One would be inclined to think that these insects, endowed with powers of nimble and sustained flight, explore the country in swarms and that, when they find rich plunder, they all swoop down upon it at once. Though the sight of so large a crowd might seem to mean something of the kind, I am very sceptical about these expeditions in large squadrons. I am more ready to believe that the Gymnopleuri have come, from everywhere in the neighbourhood, one by one, guided by keenness of scent. What I see is a gathering of individuals who have hastened from [[119]]every point of the compass, and not the halt of a swarm engaged on a common search. No matter: the teeming colony is at times so numerous that it would be possible to pick up the Gymnopleuri by handfuls.
But they hardly give one time.
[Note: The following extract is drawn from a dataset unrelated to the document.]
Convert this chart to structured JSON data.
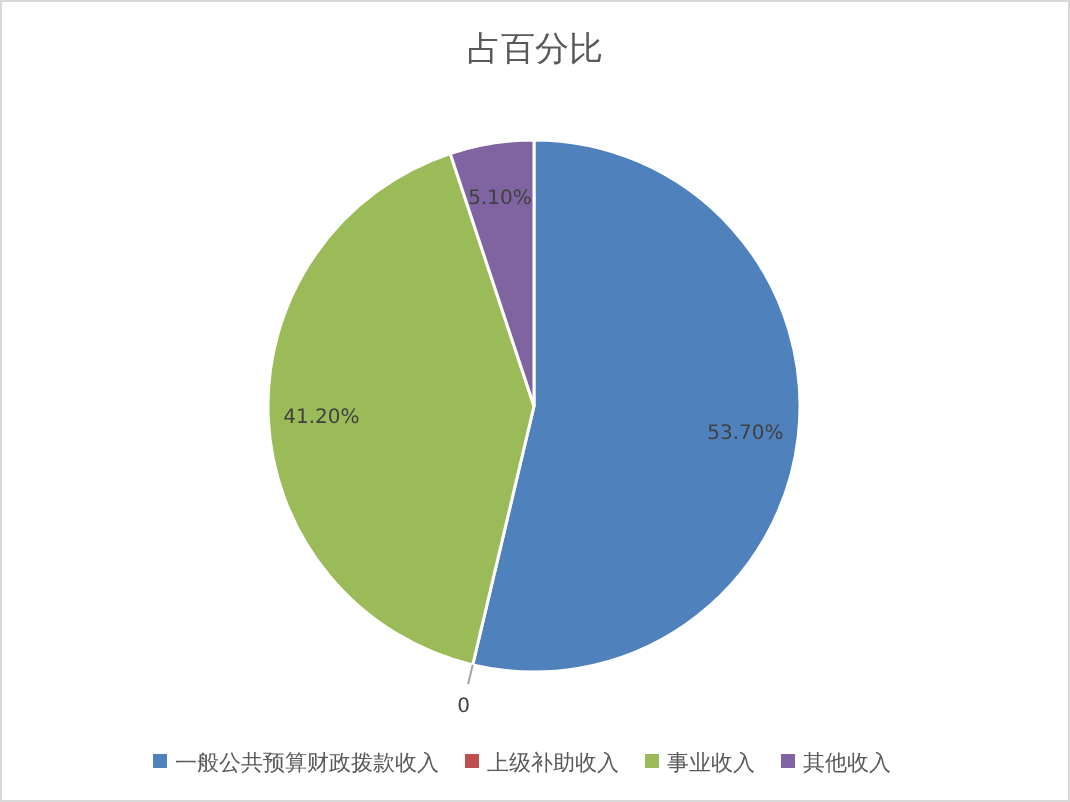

When the peril is realized, which soon happens, most of them fly off with all speed; the others crouch low and hide themselves under the heap. In a moment the tumult of activity is succeeded by absolute stillness. The Sacred Beetle is not subject to these sudden attacks of panic, which empty the busiest yard in the twinkling of an eye. When surprised at his task and examined at close quarters, however importunately, he impassively continues his work. He knows no fear. Here we see a thorough difference in temperament between insects which are identical in structure and which follow the same trade.
The difference is equally marked in another respect: the Sacred Beetle is a fervent pill-roller. When the ball is made, his supreme felicity, his summa voluptas, is to cart it backwards for hours at a time, to juggle with it, so to speak, under a blazing sun. His epithet pilularius notwithstanding, the Gymnopleurus does not show so much enthusiasm over a round pellet. Unless he means to feed upon it quietly in a burrow or to use it as a ration for his larva, he never kneads a ball only to roll it about ecstatically and then abandon it when this violent exercise has given him his fill of pleasure.
Both in his wild state and in captivity, the Gymnopleurus makes his meal on the spot where he finds his food; it is hardly his habit to make a round loaf in order to consume it afterwards in some underground retreat. The pill to which the insect owes its name is rolled, so far as I have seen, only in the interests of its family. [[120]]
The mother takes from the heap the amount of material required for rearing a larva and kneads it into a ball at the spot where it is gathered. Then, going backwards, with her head down, like the Scarabs, she rolls it and finally stores it in a burrow, in order to give it the necessary treatment for the egg to thrive.
Of course the rolling ball never contains the egg. The laying takes place not on the public highway but in the privacy of the subsoil. A burrow is dug, two or three inches deep at most. It is spacious in proportion to its contents, proving that the Sacred Beetle’s studio-work is repeated by the Gymnopleurus. I am speaking of that modelling in which the artist must have full liberty of movement. When the egg is laid, the cell remains empty; only the passage is filled up, as witness the little mound outside, the surplus of the unreplaced refuse.